Make A Difference with Bea
The doctors’ strike has finally ended. What a relief. The past three weeks were a bad time to be sick! Just imagine being sick at a time junior and senior doctors at our public, provincial and district health institutions were downing tools? At times like these people die and die in huge numbers.
The situation at our public health institutions has never been a particularly pleasant one.
But then when a hospital visit ever pleasant? Truth be told, if we were all to be given a choice none of us would ever want to see the inside of a hospital. But things happen.
One thing human beings cannot control is when one will fall sick and when something serious enough to warrant medical attention will happen.
Thus it is not a matter of choice. It is a matter of life and death.
It is for this reason that we are now calling upon Government to urgently look into this issue and find a lasting solution to it.
Having doctors persist with this strike will have disastrous results on us as a nation. I remember a period many Zimbabweans literally want to forget; the period when the health delivery system was virtually in tatters. Just going by Harare or Parirenyatwa Hospital was depressing. Morale among health personnel was at an all-time low and this was evident in the way they treated patients. Those are the days when nurses became well known for being rude to patients.
Even as a visitor you would literally walk on eggshells as they were known to snap at visitors too.
Do we not remember stories of patients falling off the bed because they would have tried to reach for something?
Or some mothers delivering on the floors? Or some people losing their lives as a result of the negligence thereof? These are documented facts. We remember how the equipment was just never adequate or available? These are the days when you had to pay for everything that would be used on your relative in a public health facility including injectables and blood.
Did we not sigh in relief when the system actually started to function again?
It was now common to see nurses and doctors actually smiling and people getting well. But today, that nightmare is back. If this situation continues, more lives will be lost.
While I will not focus on the merits of the demands that the doctors are making, believing that the issue of salaries is one that their employer should deal with.
If they truly earn less than $300 in this Zimbabwe that we all live in, then it is a sorry plight they are in.
To be honest what does one do with $300? How do you even begin to meet your expenses or send a child to school? Yes, these are difficult times where money is hard to come by not just for Government but even for the private sector; but the doctors’ salaries need to be looked into. Of course what they are asking for may not be possible and sustainable in our current situation but they do deserve some serious attention.
After all theirs is a job which needs to be done wholeheartedly. Someone needs to be in a good space to be able to deliver someone to good health. I would not want an absent minded doctor or angry nurses attending to me. But we all know that those who go to public health facilities rarely have a choice. They go there because there is nowhere else to go. With the prevailing situation where medical aid, which used to afford several people access to private medical care; is fast becoming irrelevant however; the headaches may just be worse as many more of us may find ourselves trekking to the overburdened public health sector; where alas the doctors are not at work.
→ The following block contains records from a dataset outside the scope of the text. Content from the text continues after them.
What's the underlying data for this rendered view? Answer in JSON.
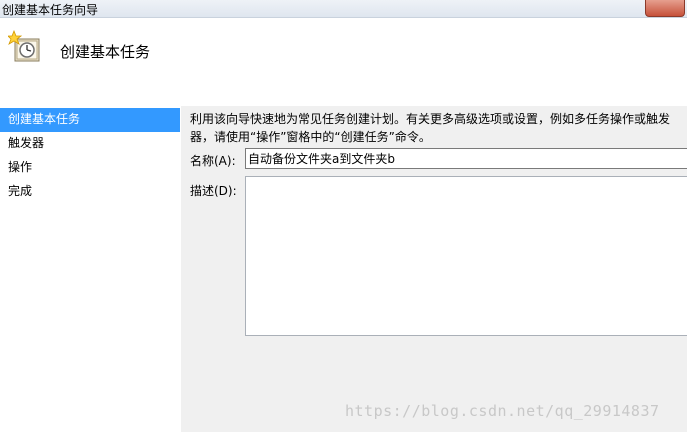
{
  "window": {
    "title": "创建基本任务向导"
  },
  "header": {
    "title": "创建基本任务",
    "icon": "task-clock-icon"
  },
  "sidebar": {
    "items": [
      {
        "label": "创建基本任务",
        "active": true
      },
      {
        "label": "触发器",
        "active": false
      },
      {
        "label": "操作",
        "active": false
      },
      {
        "label": "完成",
        "active": false
      }
    ]
  },
  "main": {
    "description": "利用该向导快速地为常见任务创建计划。有关更多高级选项或设置，例如多任务操作或触发器，请使用“操作”窗格中的“创建任务”命令。",
    "name_label": "名称(A):",
    "name_value": "自动备份文件夹a到文件夹b",
    "description_label": "描述(D):",
    "description_value": ""
  },
  "watermark": "https://blog.csdn.net/qq_29914837",
  "colors": {
    "selection": "#3399ff",
    "content_bg": "#f0f0f0"
  }
}
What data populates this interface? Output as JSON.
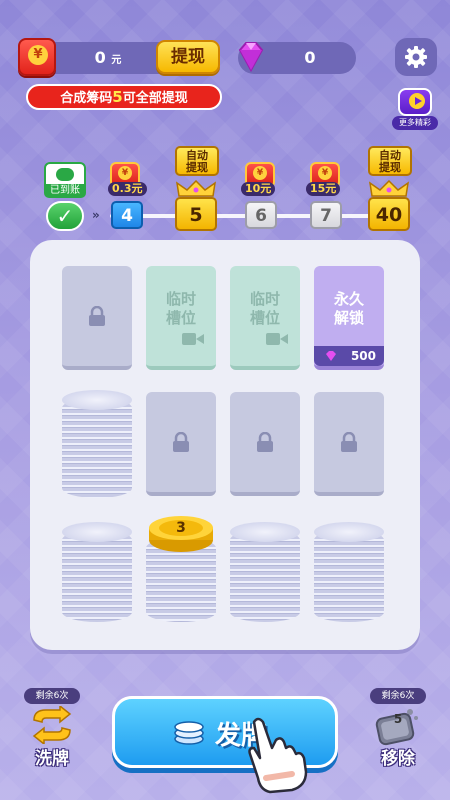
{
  "top_bar": {
    "cash_value": "0",
    "cash_unit": "元",
    "withdraw_label": "提现",
    "gem_value": "0",
    "hint_prefix": "合成筹码",
    "hint_highlight": "5",
    "hint_suffix": "可全部提现",
    "more_label": "更多精彩"
  },
  "progress": {
    "arrived_label": "已到账",
    "chevron": "»",
    "milestones": [
      {
        "value": "4",
        "reward": ""
      },
      {
        "value": "5",
        "reward": "",
        "tag": "自动提现"
      },
      {
        "value": "6",
        "reward": "10元"
      },
      {
        "value": "7",
        "reward": "15元"
      },
      {
        "value": "40",
        "reward": "",
        "tag": "自动提现"
      }
    ],
    "first_reward": "0.3元",
    "tag_line1": "自动",
    "tag_line2": "提现"
  },
  "board": {
    "temp_slot_line1": "临时",
    "temp_slot_line2": "槽位",
    "perm_slot_line1": "永久",
    "perm_slot_line2": "解锁",
    "perm_cost": "500",
    "gold_chip_number": "3"
  },
  "controls": {
    "shuffle_remaining": "剩余6次",
    "shuffle_label": "洗牌",
    "remove_remaining": "剩余6次",
    "remove_label": "移除",
    "remove_count": "5",
    "deal_label": "发牌"
  },
  "colors": {
    "background": "#a79de2",
    "accent_gold": "#f6b800",
    "accent_red": "#e8241c",
    "deal_blue": "#1e9cf0"
  }
}
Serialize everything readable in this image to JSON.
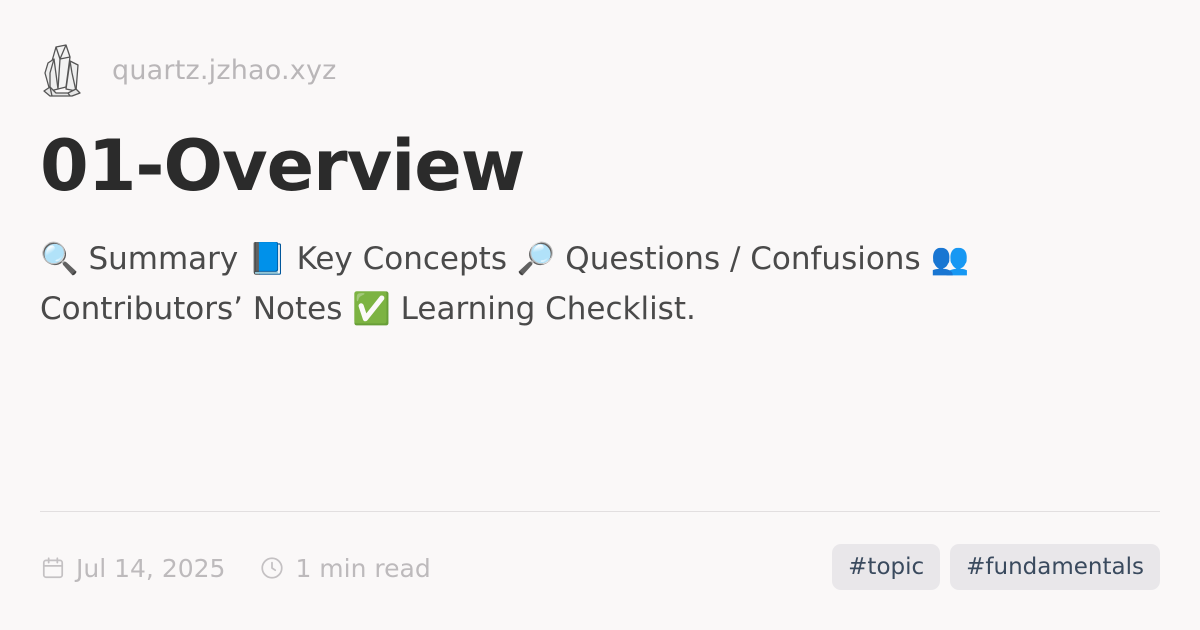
{
  "header": {
    "logo_icon": "crystal-icon",
    "site_url": "quartz.jzhao.xyz"
  },
  "page": {
    "title": "01-Overview",
    "description": "🔍 Summary 📘 Key Concepts 🔎 Questions / Confusions 👥 Contributors’ Notes ✅ Learning Checklist."
  },
  "meta": {
    "date_icon": "calendar-icon",
    "date": "Jul 14, 2025",
    "reading_icon": "clock-icon",
    "reading_time": "1 min read"
  },
  "tags": [
    {
      "label": "#topic"
    },
    {
      "label": "#fundamentals"
    }
  ],
  "colors": {
    "background": "#faf8f8",
    "title": "#2b2b2b",
    "muted": "#bdbabc",
    "tag_bg": "#e9e7ea",
    "tag_text": "#3a4a5e"
  }
}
There is need for a win-win situation here. Truth be told, there is no way Government can afford the figures being thrown around by the doctors. The money is just not available. In Zimbabwe today even private companies are struggling to remain afloat and to pay salaries. But there is no way too that doctors can be expected to live on what they are currently earning. What then shall the way forward be?
There are also issues around the Hippocratic Oath which some have been bringing into the discussion. But I always say when one is hungry and desperate; oaths are not the first thing that will come to mind. You try it! Try and remember what made you apply for your job when you have not been paid and working conditions are deteriorating daily. It becomes difficult to remember the passion that used to drive you to wake up early daily to go to work.
Today’s employees are increasingly complex as Human Resources Management theory tells us. They are increasingly qualified and aware of their rights. They believe in motivation. Today they have needs and like to feel they matter. If motivated, they will perform at optimum. Money is not the only thing that motivates them. Hence the doctors’ issue may just need them having an audience with the right people who they would like to be recognized by. Instead of people attacking them for going on strike and showing disregard for the sick, maybe it is high time someone also heard their story. These doctors are human. They live in society. They are fathers, mothers, husbands and wives. They have parents and siblings. They have relatives who utilize the public health system. They too are patients in other scenarios. That should never be forgotten. But then again the doctors must also remember that theirs is an essential service. They are in the business of saving lives. Shall they stand by while people die? Can they not go to work while their issues are being addressed? For this, we applaud those who have continued to work. This is after all a matter of life and death. It makes the difference of Zimbabwe being a healthy nation or not.